3420 ↗(On Diff #284443)

Same as above

llvm/lib/Target/AMDGPU/SIISelLowering.cpp
6701

++I

rdomingu added inline comments.Sep 10 2020, 6:55 AM
llvm/lib/Target/AMDGPU/AMDGPULegalizerInfo.cpp
3411–3415 ↗(On Diff #284443)

Sorry, I'm new to this. Why would concat_vectors be preferable than build_vector? Could you please elaborate?

arsenm added inline comments.Sep 16 2020, 7:58 AM
llvm/lib/Target/AMDGPU/AMDGPULegalizerInfo.cpp
3411–3415 ↗(On Diff #284443)

Because a G_BUILD_VECTOR with 16-bit sources isn't naturally legal. This works, it just adds more work for the legalizer to reprocess these when you could produce something that's legal to begin with to save compile time

rdomingu added inline comments.Sep 16 2020, 8:07 AM
llvm/lib/Target/AMDGPU/AMDGPULegalizerInfo.cpp
3411–3415 ↗(On Diff #284443)

I see. But how would you go from v3f16 to concat_vectors of <2 x 16> to v4f32 (which is what we want at the end)?

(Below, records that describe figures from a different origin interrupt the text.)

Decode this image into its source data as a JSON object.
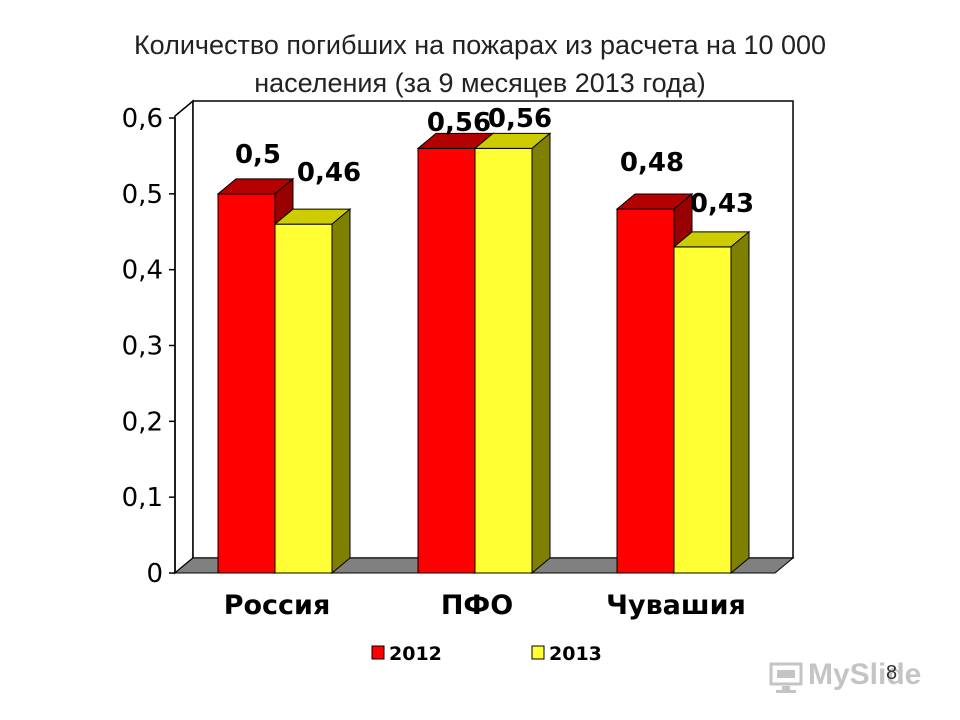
{
  "title_line1": "Количество погибших на пожарах из расчета на 10 000",
  "title_line2": "населения (за 9 месяцев 2013 года)",
  "page_number": "8",
  "watermark": "MySlide",
  "colors": {
    "2012_front": "#ff0000",
    "2012_top": "#b30000",
    "2012_side": "#990000",
    "2013_front": "#ffff33",
    "2013_top": "#cccc00",
    "2013_side": "#808000",
    "floor": "#808080",
    "plot_bg": "#ffffff"
  },
  "chart_data": {
    "type": "bar",
    "categories": [
      "Россия",
      "ПФО",
      "Чувашия"
    ],
    "series": [
      {
        "name": "2012",
        "values": [
          0.5,
          0.56,
          0.48
        ],
        "labels": [
          "0,5",
          "0,56",
          "0,48"
        ]
      },
      {
        "name": "2013",
        "values": [
          0.46,
          0.56,
          0.43
        ],
        "labels": [
          "0,46",
          "0,56",
          "0,43"
        ]
      }
    ],
    "yticks": [
      "0",
      "0,1",
      "0,2",
      "0,3",
      "0,4",
      "0,5",
      "0,6"
    ],
    "ylim": [
      0,
      0.6
    ],
    "legend": "bottom-center",
    "grid": false
  }
}
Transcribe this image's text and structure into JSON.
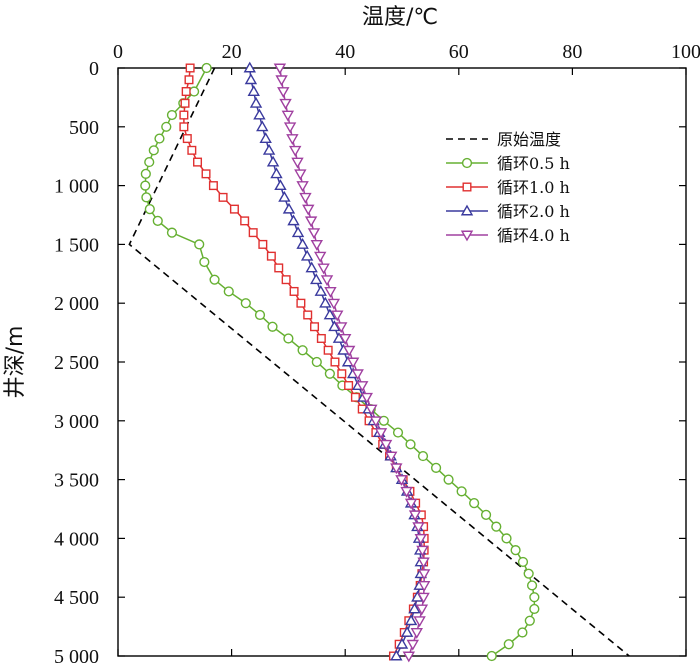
{
  "chart_data": {
    "type": "line",
    "title": "",
    "xlabel": "温度/℃",
    "ylabel": "井深/m",
    "xlim": [
      0,
      100
    ],
    "ylim": [
      0,
      5000
    ],
    "y_inverted": true,
    "x_axis_position": "top",
    "x_ticks": [
      0,
      20,
      40,
      60,
      80,
      100
    ],
    "x_tick_labels": [
      "0",
      "20",
      "40",
      "60",
      "80",
      "100"
    ],
    "y_ticks": [
      0,
      500,
      1000,
      1500,
      2000,
      2500,
      3000,
      3500,
      4000,
      4500,
      5000
    ],
    "y_tick_labels": [
      "0",
      "500",
      "1 000",
      "1 500",
      "2 000",
      "2 500",
      "3 000",
      "3 500",
      "4 000",
      "4 500",
      "5 000"
    ],
    "legend_position": "top-right",
    "series": [
      {
        "name": "原始温度",
        "style": "dashed",
        "color": "#000000",
        "marker": "none",
        "points": [
          [
            17,
            0
          ],
          [
            2,
            1500
          ],
          [
            90,
            5000
          ]
        ]
      },
      {
        "name": "循环0.5 h",
        "style": "solid",
        "color": "#66b032",
        "marker": "circle",
        "points": [
          [
            15.6,
            0
          ],
          [
            13.4,
            200
          ],
          [
            11.5,
            300
          ],
          [
            9.5,
            400
          ],
          [
            8.5,
            500
          ],
          [
            7.3,
            600
          ],
          [
            6.3,
            700
          ],
          [
            5.5,
            800
          ],
          [
            4.9,
            900
          ],
          [
            4.8,
            1000
          ],
          [
            5.0,
            1100
          ],
          [
            5.6,
            1200
          ],
          [
            7.0,
            1300
          ],
          [
            9.5,
            1400
          ],
          [
            14.3,
            1500
          ],
          [
            15.2,
            1650
          ],
          [
            17.0,
            1800
          ],
          [
            19.5,
            1900
          ],
          [
            22.5,
            2000
          ],
          [
            25.0,
            2100
          ],
          [
            27.2,
            2200
          ],
          [
            30.0,
            2300
          ],
          [
            32.5,
            2400
          ],
          [
            35.0,
            2500
          ],
          [
            37.3,
            2600
          ],
          [
            39.5,
            2700
          ],
          [
            42.0,
            2800
          ],
          [
            44.5,
            2900
          ],
          [
            46.8,
            3000
          ],
          [
            49.3,
            3100
          ],
          [
            51.5,
            3200
          ],
          [
            53.7,
            3300
          ],
          [
            56.0,
            3400
          ],
          [
            58.2,
            3500
          ],
          [
            60.5,
            3600
          ],
          [
            62.7,
            3700
          ],
          [
            64.8,
            3800
          ],
          [
            66.6,
            3900
          ],
          [
            68.4,
            4000
          ],
          [
            70.0,
            4100
          ],
          [
            71.3,
            4200
          ],
          [
            72.3,
            4300
          ],
          [
            72.9,
            4400
          ],
          [
            73.3,
            4500
          ],
          [
            73.3,
            4600
          ],
          [
            72.5,
            4700
          ],
          [
            71.2,
            4800
          ],
          [
            68.8,
            4900
          ],
          [
            65.8,
            5000
          ]
        ]
      },
      {
        "name": "循环1.0 h",
        "style": "solid",
        "color": "#e03030",
        "marker": "square",
        "points": [
          [
            12.7,
            0
          ],
          [
            12.5,
            100
          ],
          [
            12.0,
            200
          ],
          [
            11.8,
            300
          ],
          [
            11.6,
            400
          ],
          [
            11.6,
            500
          ],
          [
            12.2,
            600
          ],
          [
            13.0,
            700
          ],
          [
            14.0,
            800
          ],
          [
            15.5,
            900
          ],
          [
            16.8,
            1000
          ],
          [
            18.5,
            1100
          ],
          [
            20.5,
            1200
          ],
          [
            22.3,
            1300
          ],
          [
            23.8,
            1400
          ],
          [
            25.5,
            1500
          ],
          [
            27.0,
            1600
          ],
          [
            28.3,
            1700
          ],
          [
            29.6,
            1800
          ],
          [
            31.0,
            1900
          ],
          [
            32.2,
            2000
          ],
          [
            33.4,
            2100
          ],
          [
            34.6,
            2200
          ],
          [
            35.8,
            2300
          ],
          [
            37.0,
            2400
          ],
          [
            38.2,
            2500
          ],
          [
            39.4,
            2600
          ],
          [
            40.6,
            2700
          ],
          [
            41.8,
            2800
          ],
          [
            43.0,
            2900
          ],
          [
            44.2,
            3000
          ],
          [
            45.4,
            3100
          ],
          [
            46.6,
            3200
          ],
          [
            47.8,
            3300
          ],
          [
            49.0,
            3400
          ],
          [
            50.2,
            3500
          ],
          [
            51.4,
            3600
          ],
          [
            52.4,
            3700
          ],
          [
            53.4,
            3800
          ],
          [
            53.8,
            3900
          ],
          [
            53.9,
            4000
          ],
          [
            53.9,
            4100
          ],
          [
            53.8,
            4200
          ],
          [
            53.5,
            4300
          ],
          [
            53.2,
            4400
          ],
          [
            52.7,
            4500
          ],
          [
            52.0,
            4600
          ],
          [
            51.2,
            4700
          ],
          [
            50.4,
            4800
          ],
          [
            49.5,
            4900
          ],
          [
            48.5,
            5000
          ]
        ]
      },
      {
        "name": "循环2.0 h",
        "style": "solid",
        "color": "#3a3a9e",
        "marker": "triangle-up",
        "points": [
          [
            23.2,
            0
          ],
          [
            23.4,
            100
          ],
          [
            23.9,
            200
          ],
          [
            24.3,
            300
          ],
          [
            24.9,
            400
          ],
          [
            25.4,
            500
          ],
          [
            26.0,
            600
          ],
          [
            26.6,
            700
          ],
          [
            27.3,
            800
          ],
          [
            27.9,
            900
          ],
          [
            28.6,
            1000
          ],
          [
            29.3,
            1100
          ],
          [
            30.1,
            1200
          ],
          [
            30.9,
            1300
          ],
          [
            31.7,
            1400
          ],
          [
            32.5,
            1500
          ],
          [
            33.3,
            1600
          ],
          [
            34.1,
            1700
          ],
          [
            34.9,
            1800
          ],
          [
            35.7,
            1900
          ],
          [
            36.5,
            2000
          ],
          [
            37.3,
            2100
          ],
          [
            38.1,
            2200
          ],
          [
            38.9,
            2300
          ],
          [
            39.7,
            2400
          ],
          [
            40.5,
            2500
          ],
          [
            41.4,
            2600
          ],
          [
            42.3,
            2700
          ],
          [
            43.2,
            2800
          ],
          [
            44.1,
            2900
          ],
          [
            45.0,
            3000
          ],
          [
            46.0,
            3100
          ],
          [
            47.0,
            3200
          ],
          [
            48.0,
            3300
          ],
          [
            49.0,
            3400
          ],
          [
            50.0,
            3500
          ],
          [
            50.9,
            3600
          ],
          [
            51.6,
            3700
          ],
          [
            52.2,
            3800
          ],
          [
            52.7,
            3900
          ],
          [
            53.0,
            4000
          ],
          [
            53.2,
            4100
          ],
          [
            53.3,
            4200
          ],
          [
            53.3,
            4300
          ],
          [
            53.1,
            4400
          ],
          [
            52.7,
            4500
          ],
          [
            52.2,
            4600
          ],
          [
            51.6,
            4700
          ],
          [
            50.9,
            4800
          ],
          [
            50.0,
            4900
          ],
          [
            49.0,
            5000
          ]
        ]
      },
      {
        "name": "循环4.0 h",
        "style": "solid",
        "color": "#a040a0",
        "marker": "triangle-down",
        "points": [
          [
            28.5,
            0
          ],
          [
            28.8,
            100
          ],
          [
            29.1,
            200
          ],
          [
            29.5,
            300
          ],
          [
            29.9,
            400
          ],
          [
            30.3,
            500
          ],
          [
            30.7,
            600
          ],
          [
            31.2,
            700
          ],
          [
            31.6,
            800
          ],
          [
            32.1,
            900
          ],
          [
            32.5,
            1000
          ],
          [
            33.0,
            1100
          ],
          [
            33.5,
            1200
          ],
          [
            34.0,
            1300
          ],
          [
            34.5,
            1400
          ],
          [
            35.0,
            1500
          ],
          [
            35.6,
            1600
          ],
          [
            36.2,
            1700
          ],
          [
            36.8,
            1800
          ],
          [
            37.4,
            1900
          ],
          [
            38.0,
            2000
          ],
          [
            38.6,
            2100
          ],
          [
            39.3,
            2200
          ],
          [
            40.0,
            2300
          ],
          [
            40.7,
            2400
          ],
          [
            41.4,
            2500
          ],
          [
            42.2,
            2600
          ],
          [
            43.0,
            2700
          ],
          [
            43.8,
            2800
          ],
          [
            44.6,
            2900
          ],
          [
            45.4,
            3000
          ],
          [
            46.3,
            3100
          ],
          [
            47.2,
            3200
          ],
          [
            48.1,
            3300
          ],
          [
            49.0,
            3400
          ],
          [
            49.9,
            3500
          ],
          [
            50.8,
            3600
          ],
          [
            51.6,
            3700
          ],
          [
            52.3,
            3800
          ],
          [
            52.9,
            3900
          ],
          [
            53.3,
            4000
          ],
          [
            53.6,
            4100
          ],
          [
            53.8,
            4200
          ],
          [
            53.9,
            4300
          ],
          [
            53.9,
            4400
          ],
          [
            53.8,
            4500
          ],
          [
            53.5,
            4600
          ],
          [
            53.1,
            4700
          ],
          [
            52.6,
            4800
          ],
          [
            51.9,
            4900
          ],
          [
            51.2,
            5000
          ]
        ]
      }
    ]
  }
}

arsenm added inline comments.Sep 16 2020, 8:16 AM
llvm/lib/Target/AMDGPU/AMDGPULegalizerInfo.cpp
3411–3415 ↗(On Diff #284443)

I think I'm missing something. Why is this going from <3 x s16> to <4 x s32>? Isn't this the unpacked layout case? Why isn't this just an G_ANYEXT from <3 x s16> to <3 x s32>?

3414 ↗(On Diff #284443)

You can do this in the initial construction, also the small size should just be 8? Or use std::array?

rdomingu added inline comments.Sep 29 2020, 7:09 PM
llvm/lib/Target/AMDGPU/AMDGPULegalizerInfo.cpp
3411–3415 ↗(On Diff #284443)

This is the image workaround for the packed layout case. We don't want to change the data layout which is why we shouldn't use G_ANYEXT. We just want to make the compiler think the data is twice as big.

arsenm accepted this revision.Sep 30 2020, 7:43 AM
This revision is now accepted and ready to land.Sep 30 2020, 7:43 AM
This revision was landed with ongoing or failed builds.Oct 7 2020, 5:04 AM
This revision was automatically updated to reflect the committed changes.